It seems like the analogous situation in bitcoin is being fed shorter block chains that were dropped. When synchronizing we don't give shorter chains to people because it's irrelevant, we only give people the longest one a.k.a the contemporary state.
What would voting history give? What if they only replay certain votes? History is really unnecessary.
In bitcoin you can give any node any set of chains - the node simply chooses the longest one; this is trustless and always consistent.
If you had voting history in raiblocks, at least the synchronizing client could make some kind of judgement based on several forks which it is presented with. As it stands, it has to ask other nodes which is correct, which is not a trustless operation and on top of that, said nodes must expend their own resources to re-vote on the historical forks (the DDOS angle, I've previously mentioned).
Requesting a confirmation takes almost the same amount of resources as responding to one, I don't see a DDOS angle other than simple network flooding.

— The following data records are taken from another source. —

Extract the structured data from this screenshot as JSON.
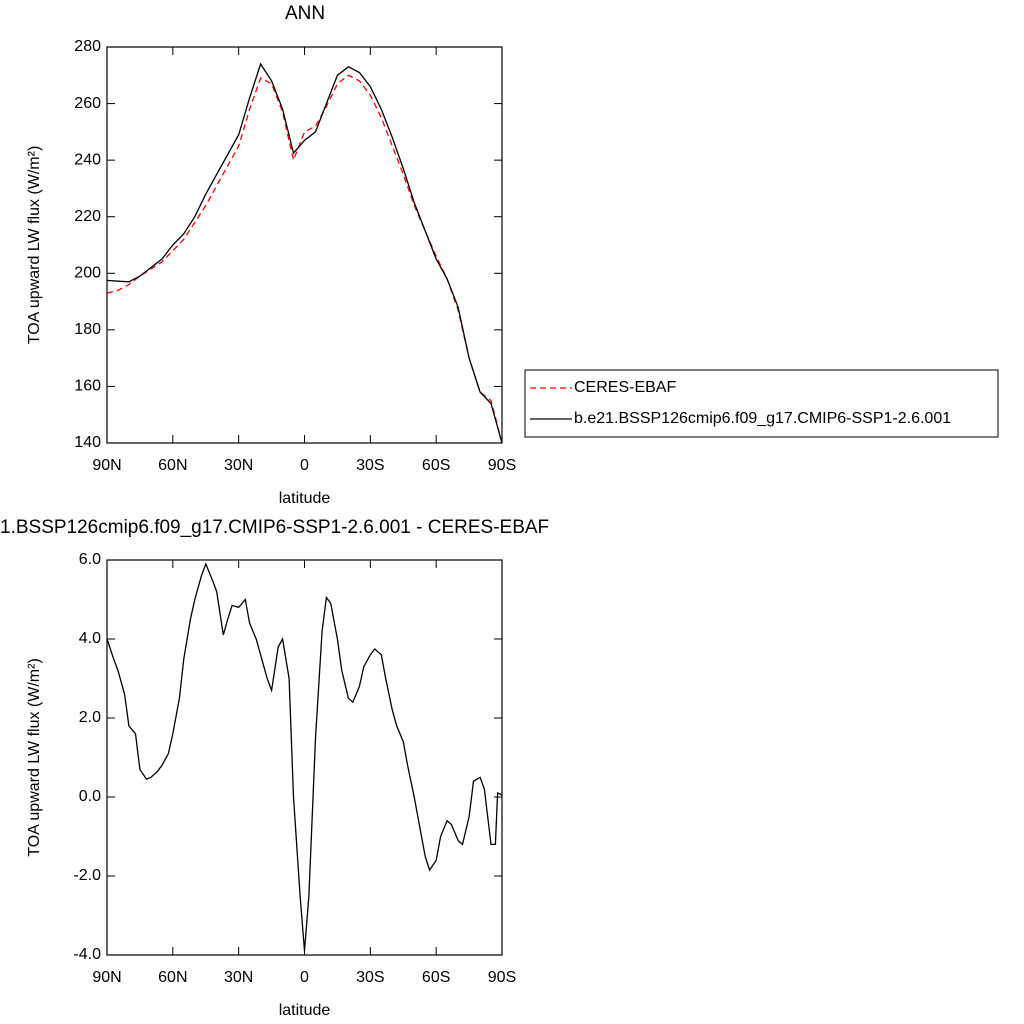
{
  "chart_data": [
    {
      "type": "line",
      "title": "ANN",
      "xlabel": "latitude",
      "ylabel": "TOA upward LW flux (W/m²)",
      "x": [
        90,
        85,
        80,
        75,
        70,
        65,
        60,
        55,
        50,
        45,
        40,
        35,
        30,
        25,
        20,
        15,
        10,
        5,
        0,
        -5,
        -10,
        -15,
        -20,
        -25,
        -30,
        -35,
        -40,
        -45,
        -50,
        -55,
        -60,
        -65,
        -70,
        -75,
        -80,
        -85,
        -90
      ],
      "series": [
        {
          "name": "CERES-EBAF",
          "color": "#ff0000",
          "dash": true,
          "values": [
            193,
            194,
            196,
            199,
            201.5,
            204,
            208,
            212,
            218,
            224,
            231,
            238,
            245,
            258,
            269,
            267,
            257,
            240,
            250,
            252,
            259,
            267,
            270,
            268,
            263,
            255,
            245,
            235,
            224,
            215,
            206,
            198,
            187,
            170,
            158,
            155,
            140
          ]
        },
        {
          "name": "b.e21.BSSP126cmip6.f09_g17.CMIP6-SSP1-2.6.001",
          "color": "#000000",
          "dash": false,
          "values": [
            197.5,
            197.2,
            197,
            199,
            202,
            205,
            210,
            214,
            220,
            228,
            235,
            242,
            249,
            262,
            274,
            268,
            258,
            242.5,
            247,
            250,
            260,
            270,
            273,
            271,
            266,
            258,
            248,
            237,
            225,
            215,
            205,
            198,
            188,
            170,
            158,
            154,
            140
          ]
        }
      ],
      "xlim": [
        90,
        -90
      ],
      "xticks": [
        {
          "value": 90,
          "label": "90N"
        },
        {
          "value": 60,
          "label": "60N"
        },
        {
          "value": 30,
          "label": "30N"
        },
        0,
        {
          "value": -30,
          "label": "30S"
        },
        {
          "value": -60,
          "label": "60S"
        },
        {
          "value": -90,
          "label": "90S"
        }
      ],
      "ylim": [
        140,
        280
      ],
      "yticks": [
        140,
        160,
        180,
        200,
        220,
        240,
        260,
        280
      ],
      "legend": "right"
    },
    {
      "type": "line",
      "title": "1.BSSP126cmip6.f09_g17.CMIP6-SSP1-2.6.001 - CERES-EBAF",
      "xlabel": "latitude",
      "ylabel": "TOA upward LW flux (W/m²)",
      "x": [
        90,
        87,
        85,
        82,
        80,
        77,
        75,
        72,
        70,
        67,
        65,
        62,
        60,
        57,
        55,
        52,
        50,
        47,
        45,
        42,
        40,
        37,
        35,
        33,
        30,
        27,
        25,
        22,
        20,
        17,
        15,
        12,
        10,
        7,
        5,
        2,
        0,
        -2,
        -5,
        -8,
        -10,
        -12,
        -15,
        -17,
        -20,
        -22,
        -25,
        -27,
        -30,
        -32,
        -35,
        -37,
        -40,
        -42,
        -45,
        -47,
        -50,
        -52,
        -55,
        -57,
        -60,
        -62,
        -65,
        -67,
        -70,
        -72,
        -75,
        -77,
        -80,
        -82,
        -85,
        -87,
        -88,
        -90
      ],
      "series": [
        {
          "color": "#000000",
          "values": [
            4.0,
            3.5,
            3.2,
            2.6,
            1.8,
            1.6,
            0.7,
            0.45,
            0.5,
            0.65,
            0.8,
            1.1,
            1.6,
            2.5,
            3.5,
            4.5,
            5.0,
            5.6,
            5.9,
            5.5,
            5.2,
            4.1,
            4.5,
            4.85,
            4.8,
            5.0,
            4.4,
            4.0,
            3.6,
            3.0,
            2.7,
            3.8,
            4.0,
            3.0,
            0.0,
            -2.5,
            -3.9,
            -2.5,
            1.5,
            4.2,
            5.05,
            4.9,
            4.0,
            3.2,
            2.5,
            2.4,
            2.8,
            3.3,
            3.6,
            3.75,
            3.6,
            3.0,
            2.2,
            1.8,
            1.4,
            0.8,
            0.0,
            -0.6,
            -1.5,
            -1.85,
            -1.6,
            -1.0,
            -0.6,
            -0.7,
            -1.1,
            -1.2,
            -0.5,
            0.4,
            0.5,
            0.2,
            -1.2,
            -1.2,
            0.1,
            0.05
          ]
        }
      ],
      "xlim": [
        90,
        -90
      ],
      "xticks": [
        {
          "value": 90,
          "label": "90N"
        },
        {
          "value": 60,
          "label": "60N"
        },
        {
          "value": 30,
          "label": "30N"
        },
        0,
        {
          "value": -30,
          "label": "30S"
        },
        {
          "value": -60,
          "label": "60S"
        },
        {
          "value": -90,
          "label": "90S"
        }
      ],
      "ylim": [
        -4,
        6
      ],
      "yticks": [
        {
          "value": -4,
          "label": "-4.0"
        },
        {
          "value": -2,
          "label": "-2.0"
        },
        {
          "value": 0,
          "label": "0.0"
        },
        {
          "value": 2,
          "label": "2.0"
        },
        {
          "value": 4,
          "label": "4.0"
        },
        {
          "value": 6,
          "label": "6.0"
        }
      ]
    }
  ]
}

We also use stateless UDP rather than TCP so far fewer network resources are consumed.
I still don't see bitcoin as completely trustless, determining the highest block is trustless but you still need to trust where you got your wallet and that it's implementing the protocol correctly. You also need a way to determine if you're connected to a partition, since there's no upper bound quarum on hashrate there's no trustless way to determine connectedness. With voting you can observe if you've received a quarum and make that determination.
I guess it's an engineering tradeoff, do we want fast confirmations and unbounded global throughput at the expense of edge-case trust which I still find fairly impractical.